Mais, le plus inquiétant dans tout cela, derrière toutes les gesticulations dignes du dieu Éole, maître du vent, Nicolas Sarkozy souffle sur la France, l’Europe et le monde, sa volonté de toute puissance qui est tapie au plus profond de sa personnalité depuis l’enfance, et c’est encore ce qui l’alimente aujourd’hui au quotidien. Il est pareil à un adolescent incontrôlable qui agit afin que chacun acquiesce à ses désirs, rayonnant de toute sa personnalité autosatisfaite et mégalomaniaque.
Pétri parfois d’une fausse modestie grossière, il est difficile de ne pas percevoir cette mécanique interne qui habite sa personne qui se situe, de fait, bien au-delà de l’omniprésidence, pénétrant allègrement les frontières du sentiment de toute puissance. Non loin du pathologique nous nous situons ici, l’homme n’étant contenu que par la fonction, elle même encadrée par une constitution qui a tout de même organisé certains mécanismes de contrôles toujours opérants et non négligeables, nous préservant ainsi du pire. En d’autres temps et d’autres lieux, qui peut dire ce qui serait advenu ?

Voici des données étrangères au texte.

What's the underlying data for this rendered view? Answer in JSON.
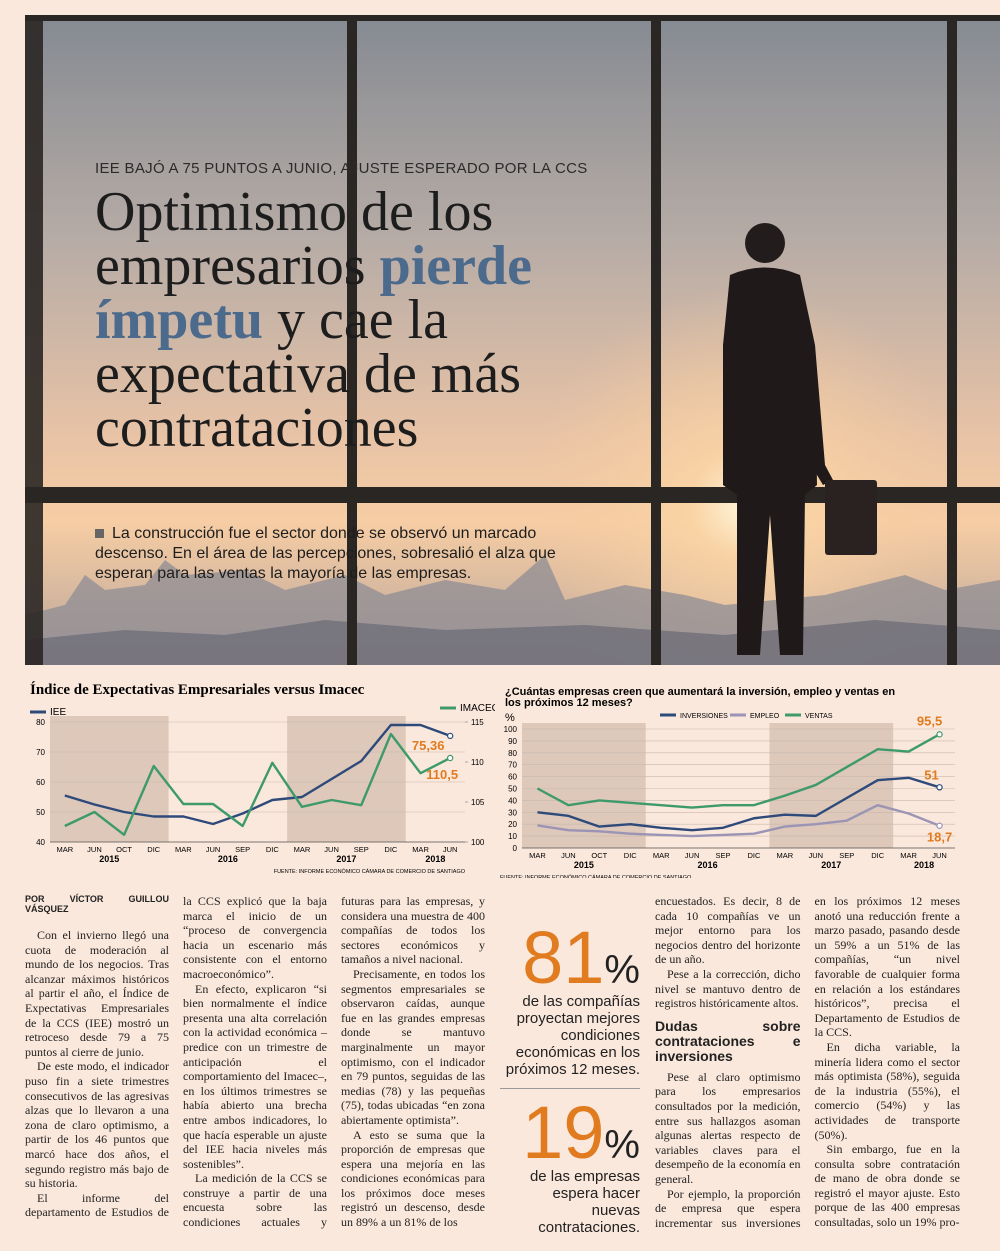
{
  "hero": {
    "kicker": "IEE BAJÓ A 75 PUNTOS A JUNIO, AJUSTE ESPERADO POR LA CCS",
    "headline_before": "Optimismo de los empresarios",
    "headline_highlight": "pierde ímpetu",
    "headline_after": "y cae la expectativa de más contrataciones",
    "lead": "La construcción fue el sector donde se observó un marcado descenso. En el área de las percepciones, sobresalió el alza que esperan para las ventas la mayoría de las empresas."
  },
  "chart_data": [
    {
      "type": "line",
      "title": "Índice de Expectativas Empresariales versus Imacec",
      "categories": [
        "MAR",
        "JUN",
        "OCT",
        "DIC",
        "MAR",
        "JUN",
        "SEP",
        "DIC",
        "MAR",
        "JUN",
        "SEP",
        "DIC",
        "MAR",
        "JUN"
      ],
      "year_labels": [
        "2015",
        "2016",
        "2017",
        "2018"
      ],
      "series": [
        {
          "name": "IEE",
          "color": "#2e4a7a",
          "values": [
            55.5,
            52.5,
            50,
            48.5,
            48.5,
            46,
            49.5,
            54,
            55,
            61,
            67,
            79,
            79,
            75.36
          ],
          "value_labels": [
            null,
            null,
            null,
            null,
            null,
            null,
            null,
            null,
            null,
            null,
            null,
            null,
            null,
            "75,36"
          ]
        },
        {
          "name": "IMACEC",
          "color": "#3f9a6b",
          "axis": "y2",
          "values": [
            102,
            103.75,
            100.9,
            109.5,
            104.75,
            104.75,
            102,
            109.9,
            104.4,
            105.25,
            104.6,
            113.5,
            108.6,
            110.5
          ],
          "value_labels": [
            null,
            null,
            null,
            null,
            null,
            null,
            null,
            null,
            null,
            null,
            null,
            null,
            null,
            "110,5"
          ]
        }
      ],
      "ylim": [
        40,
        80
      ],
      "yticks": [
        40,
        50,
        60,
        70,
        80
      ],
      "y2lim": [
        100,
        115
      ],
      "y2ticks": [
        100,
        105,
        110,
        115
      ],
      "grid": true,
      "source": "FUENTE: INFORME ECONÓMICO CÁMARA DE COMERCIO DE SANTIAGO"
    },
    {
      "type": "line",
      "title": "¿Cuántas empresas creen que aumentará la inversión, empleo y ventas en los próximos 12 meses?",
      "y_label": "%",
      "categories": [
        "MAR",
        "JUN",
        "OCT",
        "DIC",
        "MAR",
        "JUN",
        "SEP",
        "DIC",
        "MAR",
        "JUN",
        "SEP",
        "DIC",
        "MAR",
        "JUN"
      ],
      "year_labels": [
        "2015",
        "2016",
        "2017",
        "2018"
      ],
      "series": [
        {
          "name": "INVERSIONES",
          "color": "#2e4a7a",
          "values": [
            30,
            27,
            18,
            20,
            17,
            15,
            17,
            25,
            28,
            27,
            42,
            57,
            59,
            51
          ],
          "value_labels": [
            null,
            null,
            null,
            null,
            null,
            null,
            null,
            null,
            null,
            null,
            null,
            null,
            null,
            "51"
          ]
        },
        {
          "name": "EMPLEO",
          "color": "#9b94b5",
          "values": [
            19,
            15,
            14,
            12,
            11,
            10,
            11,
            12,
            18,
            20,
            23,
            36,
            29,
            18.7
          ],
          "value_labels": [
            null,
            null,
            null,
            null,
            null,
            null,
            null,
            null,
            null,
            null,
            null,
            null,
            null,
            "18,7"
          ]
        },
        {
          "name": "VENTAS",
          "color": "#3f9a6b",
          "values": [
            50,
            36,
            40,
            38,
            36,
            34,
            36,
            36,
            44,
            53,
            68,
            83,
            81,
            95.5
          ],
          "value_labels": [
            null,
            null,
            null,
            null,
            null,
            null,
            null,
            null,
            null,
            null,
            null,
            null,
            null,
            "95,5"
          ]
        }
      ],
      "ylim": [
        0,
        100
      ],
      "yticks": [
        0,
        10,
        20,
        30,
        40,
        50,
        60,
        70,
        80,
        90,
        100
      ],
      "grid": true,
      "source": "FUENTE: INFORME ECONÓMICO CÁMARA DE COMERCIO DE SANTIAGO"
    }
  ],
  "article": {
    "byline": "POR VÍCTOR GUILLOU VÁSQUEZ",
    "part1": [
      "Con el invierno llegó una cuota de moderación al mundo de los negocios. Tras alcanzar máximos históricos al partir el año, el Índice de Expectativas Empresariales de la CCS (IEE) mostró un retroceso desde 79 a 75 puntos al cierre de junio.",
      "De este modo, el indicador puso fin a siete trimestres consecutivos de las agresivas alzas que lo llevaron a una zona de claro optimismo, a partir de los 46 puntos que marcó hace dos años, el segundo registro más bajo de su historia.",
      "El informe del departamento de Estudios de la CCS explicó que la baja marca el inicio de un “proceso de convergencia hacia un escenario más consistente con el entorno macroeconómico”.",
      "En efecto, explicaron “si bien normalmente el índice presenta una alta correlación con la actividad económica –predice con un trimestre de anticipación el comportamiento del Imacec–, en los últimos trimestres se había abierto una brecha entre ambos indicadores, lo que hacía esperable un ajuste del IEE hacia niveles más sostenibles”.",
      "La medición de la CCS se construye a partir de una encuesta sobre las condiciones actuales y futuras para las empresas, y considera una muestra de 400 compañías de todos los sectores económicos y tamaños a nivel nacional.",
      "Precisamente, en todos los segmentos empresariales se observaron caídas, aunque fue en las grandes empresas donde se mantuvo marginalmente un mayor optimismo, con el indicador en 79 puntos, seguidas de las medias (78) y las pequeñas (75), todas ubicadas “en zona abiertamente optimista”.",
      "A esto se suma que la proporción de empresas que espera una mejoría en las condiciones económicas para los próximos doce meses registró un descenso, desde un 89% a un 81% de los"
    ],
    "part2_intro": [
      "encuestados. Es decir, 8 de cada 10 compañías ve un mejor entorno para los negocios dentro del horizonte de un año.",
      "Pese a la corrección, dicho nivel se mantuvo dentro de registros históricamente altos."
    ],
    "subhead": "Dudas sobre contrataciones e inversiones",
    "part2": [
      "Pese al claro optimismo para los empresarios consultados por la medición, entre sus hallazgos asoman algunas alertas respecto de variables claves para el desempeño de la economía en general.",
      "Por ejemplo, la proporción de empresa que espera incrementar sus inversiones en los próximos 12 meses anotó una reducción frente a marzo pasado, pasando desde un 59% a un 51% de las compañías, “un nivel favorable de cualquier forma en relación a los estándares históricos”, precisa el Departamento de Estudios de la CCS.",
      "En dicha variable, la minería lidera como el sector más optimista (58%), seguida de la industria (55%), el comercio (54%) y las actividades de transporte (50%).",
      "Sin embargo, fue en la consulta sobre contratación de mano de obra donde se registró el mayor ajuste. Esto porque de las 400 empresas consultadas, solo un 19% pro-"
    ]
  },
  "pull_quotes": [
    {
      "number": "81",
      "unit": "%",
      "text": "de las compañías proyectan mejores condiciones económicas en los próximos 12 meses."
    },
    {
      "number": "19",
      "unit": "%",
      "text": "de las empresas espera hacer nuevas contrataciones."
    }
  ]
}
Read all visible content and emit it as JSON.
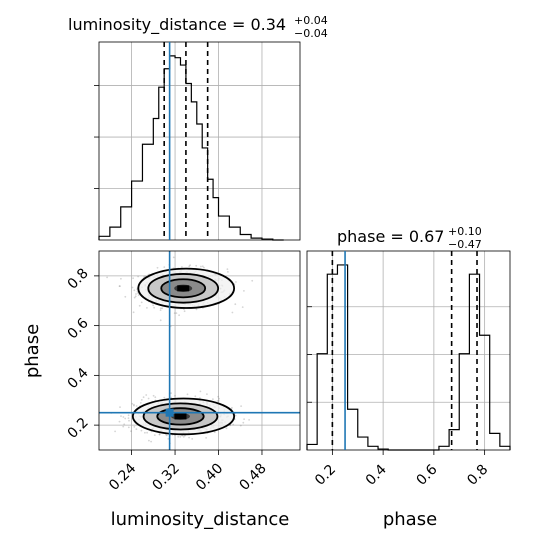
{
  "chart_data": [
    {
      "type": "histogram",
      "panel": "luminosity_distance-marginal",
      "title": "luminosity_distance",
      "title_value": "0.34",
      "title_plus": "+0.04",
      "title_minus": "−0.04",
      "xlim": [
        0.18,
        0.55
      ],
      "bins": [
        0.18,
        0.2,
        0.22,
        0.24,
        0.26,
        0.28,
        0.29,
        0.3,
        0.31,
        0.32,
        0.33,
        0.34,
        0.35,
        0.36,
        0.37,
        0.38,
        0.39,
        0.4,
        0.42,
        0.44,
        0.46,
        0.48,
        0.5,
        0.52
      ],
      "counts": [
        0.02,
        0.07,
        0.18,
        0.32,
        0.52,
        0.66,
        0.83,
        0.93,
        1.0,
        0.99,
        0.95,
        0.85,
        0.75,
        0.63,
        0.5,
        0.33,
        0.23,
        0.13,
        0.07,
        0.03,
        0.01,
        0.005,
        0.0
      ],
      "quantiles": [
        0.3,
        0.34,
        0.38
      ],
      "truth": 0.31
    },
    {
      "type": "scatter-contour",
      "panel": "luminosity_distance-vs-phase",
      "xlabel": "luminosity_distance",
      "ylabel": "phase",
      "xlim": [
        0.18,
        0.55
      ],
      "ylim": [
        0.1,
        0.9
      ],
      "xticks": [
        "0.24",
        "0.32",
        "0.40",
        "0.48"
      ],
      "xtick_values": [
        0.24,
        0.32,
        0.4,
        0.48
      ],
      "yticks": [
        "0.2",
        "0.4",
        "0.6",
        "0.8"
      ],
      "ytick_values": [
        0.2,
        0.4,
        0.6,
        0.8
      ],
      "modes": [
        {
          "x": 0.335,
          "y": 0.75,
          "sx": 0.035,
          "sy": 0.033
        },
        {
          "x": 0.33,
          "y": 0.235,
          "sx": 0.037,
          "sy": 0.03
        }
      ],
      "truth": {
        "x": 0.31,
        "y": 0.25
      }
    },
    {
      "type": "histogram",
      "panel": "phase-marginal",
      "title": "phase",
      "title_value": "0.67",
      "title_plus": "+0.10",
      "title_minus": "−0.47",
      "xlabel": "phase",
      "xlim": [
        0.1,
        0.9
      ],
      "xticks": [
        "0.2",
        "0.4",
        "0.6",
        "0.8"
      ],
      "xtick_values": [
        0.2,
        0.4,
        0.6,
        0.8
      ],
      "bins": [
        0.1,
        0.14,
        0.18,
        0.22,
        0.26,
        0.3,
        0.34,
        0.38,
        0.42,
        0.46,
        0.5,
        0.54,
        0.58,
        0.62,
        0.66,
        0.7,
        0.74,
        0.78,
        0.82,
        0.86,
        0.9
      ],
      "counts": [
        0.03,
        0.52,
        0.95,
        1.0,
        0.22,
        0.07,
        0.02,
        0.005,
        0.0,
        0.0,
        0.0,
        0.0,
        0.0,
        0.02,
        0.11,
        0.52,
        0.95,
        0.62,
        0.09,
        0.02
      ],
      "quantiles": [
        0.2,
        0.67,
        0.77
      ],
      "truth": 0.25
    }
  ]
}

A l’extrême, Nicolas Sarkozy a présidentialisé la constitution de la cinquième république, faisant un bien meilleur usage personnel des potentialités du texte fondateur que ses illustres prédécesseurs. Pour preuve, le premier ministre est quasiment transparent, seul le front du climat perturbateur lui aura été confié ces derniers temps, le président ayant tant à faire par ailleurs, sur une planète qui désormais apparaît bien trop petite tant la personne a su se faire envahissante.
Même le choix de son épouse actuelle est le parfait reflet d’une personnalité qui se vit comme exceptionnelle, elle n’est que l’étendard, et lui le sien, d’une vanité jamais dissimulée. Judicieusement conseillé, heureusement qu’il aura su se « dépeopoliser » mesurant le coût élevé en terme de perte de popularité que l’opinion lui a rapidement facturé.
Enfin, sans vouloir jouer au psychanalyste [2], si Nicolas Sarkozy se situe dans le registre de la toute puissance c’est qu’il y a une faille narcissique non comblée au plus profond de sa personnalité, et il est fort peu probable que l’exercice du pouvoir puisse apporter ici un quelconque apaisement. L’altérité ne figure pas au registre de ses qualités, et l’autre risque bien de demeurer un simple objet, de plaisir ou déplaisir selon le cas, il va s’en dire.
Ainsi, il est d’ores et déjà évident que l’homme n’est pas celui de la situation, il n’apportera ni à la France, et encore moins au monde, les solutions indispensables, même s’il semble pourtant en être parfaitement persuadé. D’ailleurs, fondamentalement, la solution se trouve entre les mains de chaque être humain, comme une infinité de petits rouages essentiels au bon fonctionnement de la mécanique globale. En outre, le peuple peut à tout moment contester et contrecarrer cette volonté hégémonique en manifestant son mécontentement par tous les moyens que notre démocratie permet [3].
[1] « La télé, c’est notre compagne de tous les jours, notre antidote à la solitude. Je suis un enfant de la télé... ». Le Canard enchaîné du 27 février 2008.
[2] Un peu de Mélanie Klein
[3] Hobbes et la toute puissance de Dieu, Luc Foisneau, éditions PUF.
Illustration : "Si je fusse mort sur le trône, dans les nuages de la toute puissance, je serais demeuré un problème pour bien des gens ; aujourd’hui, grâce au malheur, chaque heure me dépouille de ma peau de tyran". Napoléon Bonaparte.